Even though the American College of Medical Genetics and Genomics recommends genetic testing as part of the diagnosis process for autism spectrum disorders (ASD), many parents lack the knowledge necessary to make an informed decision regarding genetic testing. Xu et al. (2018) designed, implemented, and evaluated several educational modules that could potentially increase parental knowledge of available genetic tests, as well as changing parents’ attitudes towards testing their ASD-affected children. 53 biological parents of children diagnosed with ASD completed both pre- and post-test surveys and the five educational modules. There was a significant increase in participants’ knowledge scores after the training (from 11.5 to 17.9), with the greatest increases coming in the areas of genetic testing availability and the link between genes and autism (Xu et al., 2018).

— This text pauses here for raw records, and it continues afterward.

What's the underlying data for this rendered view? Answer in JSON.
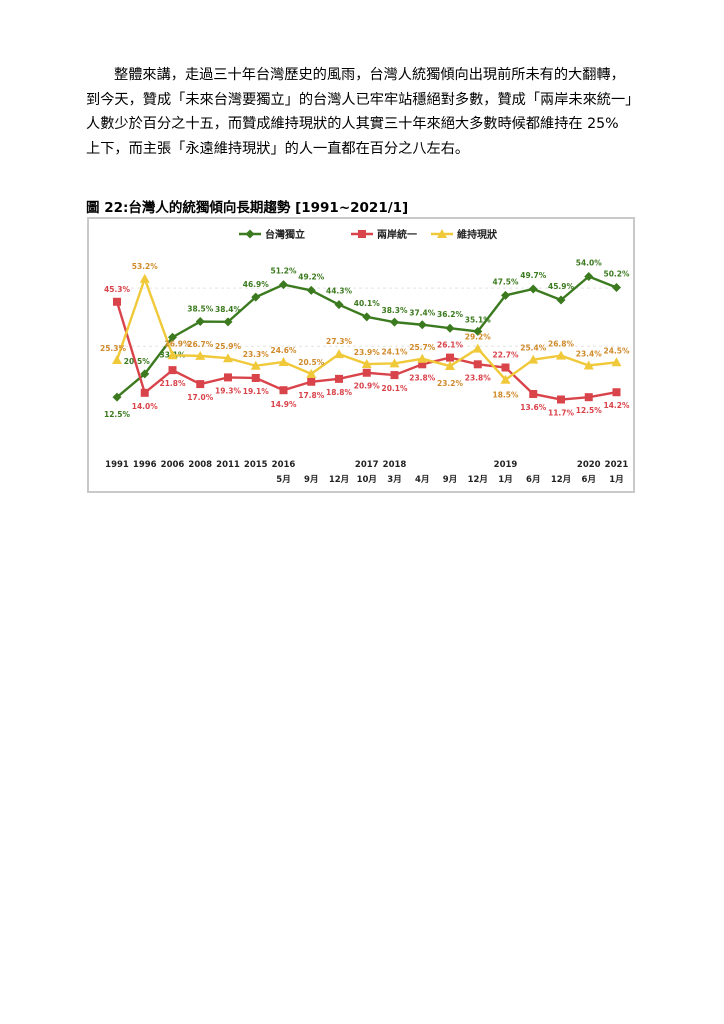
{
  "paragraph": {
    "lines": [
      "整體來講，走過三十年台灣歷史的風雨，台灣人統獨傾向出現前所未有的大翻轉，",
      "到今天，贊成「未來台灣要獨立」的台灣人已牢牢站穩絕對多數，贊成「兩岸未來統一」",
      "人數少於百分之十五，而贊成維持現狀的人其實三十年來絕大多數時候都維持在 25%",
      "上下，而主張「永遠維持現狀」的人一直都在百分之八左右。"
    ]
  },
  "figure_title": "圖 22:台灣人的統獨傾向長期趨勢  [1991~2021/1]",
  "colors": {
    "independence": "#3b7a1e",
    "unification": "#d9434a",
    "status_quo": "#f0c93a",
    "status_quo_label": "#d08a2a",
    "frame": "#c9c9c9",
    "gridline": "#e3e3e3"
  },
  "chart_data": {
    "type": "line",
    "title": "",
    "xlabel": "",
    "ylabel": "",
    "ylim": [
      5,
      60
    ],
    "grid": true,
    "legend_position": "top",
    "x_top": [
      "1991",
      "1996",
      "2006",
      "2008",
      "2011",
      "2015",
      "2016",
      "",
      "",
      "2017",
      "2018",
      "",
      "",
      "",
      "2019",
      "",
      "",
      "2020",
      "2021"
    ],
    "x_bottom": [
      "",
      "",
      "",
      "",
      "",
      "",
      "5月",
      "9月",
      "12月",
      "10月",
      "3月",
      "4月",
      "9月",
      "12月",
      "1月",
      "6月",
      "12月",
      "6月",
      "1月"
    ],
    "series": [
      {
        "name": "台灣獨立",
        "color_key": "independence",
        "marker": "diamond",
        "values": [
          12.5,
          20.5,
          33.1,
          38.5,
          38.4,
          46.9,
          51.2,
          49.2,
          44.3,
          40.1,
          38.3,
          37.4,
          36.2,
          35.1,
          47.5,
          49.7,
          45.9,
          54.0,
          50.2
        ]
      },
      {
        "name": "兩岸統一",
        "color_key": "unification",
        "marker": "square",
        "values": [
          45.3,
          14.0,
          21.8,
          17.0,
          19.3,
          19.1,
          14.9,
          17.8,
          18.8,
          20.9,
          20.1,
          23.8,
          26.1,
          23.8,
          22.7,
          13.6,
          11.7,
          12.5,
          14.2
        ]
      },
      {
        "name": "維持現狀",
        "color_key": "status_quo",
        "marker": "triangle",
        "values": [
          25.3,
          53.2,
          26.9,
          26.7,
          25.9,
          23.3,
          24.6,
          20.5,
          27.3,
          23.9,
          24.1,
          25.7,
          23.2,
          29.2,
          18.5,
          25.4,
          26.8,
          23.4,
          24.5
        ]
      }
    ]
  }
}
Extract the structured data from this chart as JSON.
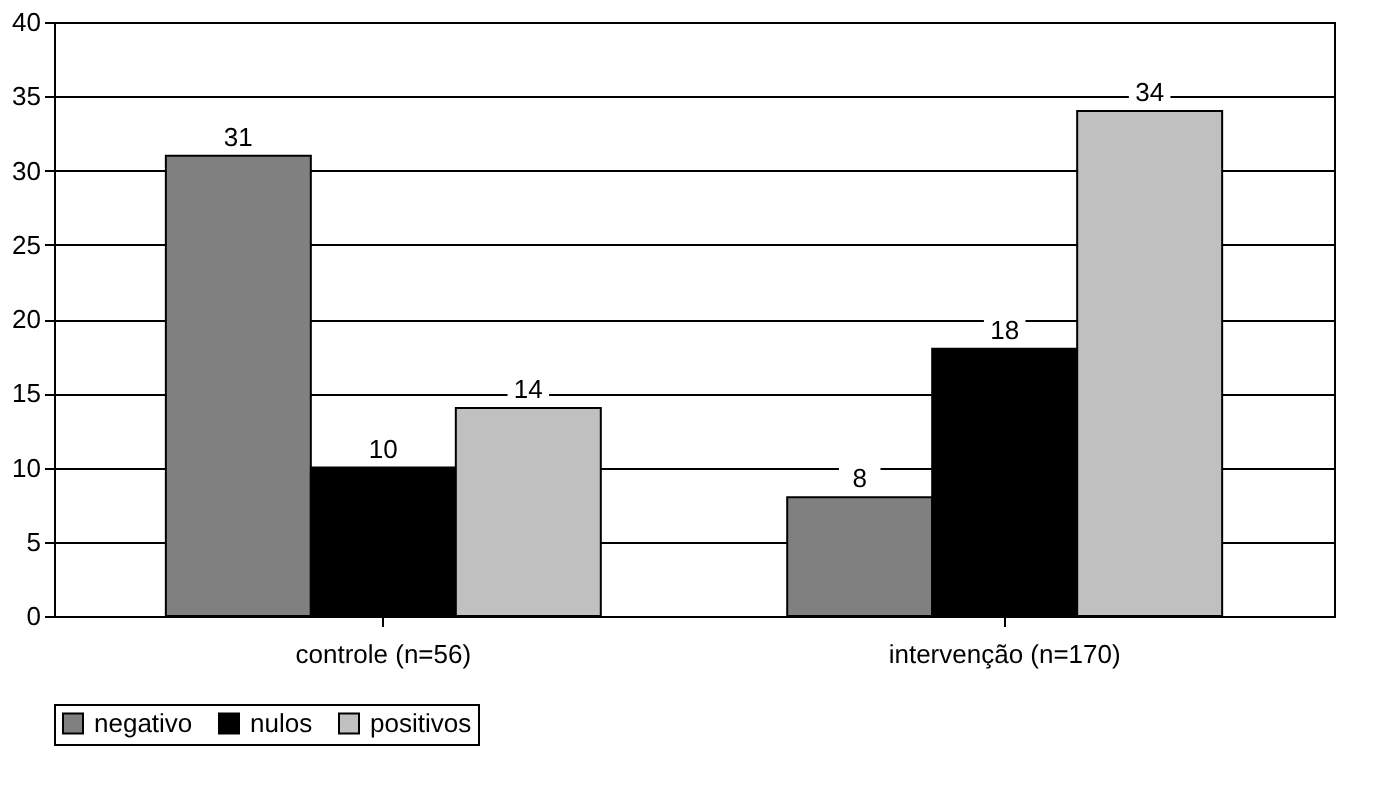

The slight increase in the participants’ intentions to pursue genetic testing for themselves, their child(ren), or their childr(ren)’s other biological parent was not statistically significant, but there was a high willingness (92.5%) to undergo genetic testing (Xu et al., 2018). Despite this non-random, non-representative sampling of participants, the study provides guidance for other educational outreach programs aimed at increasing parental knowledge of neurodevelopmental disorders. Such training and educational interventions allow parents to make evidence-based decisions concerning their children’s healthcare.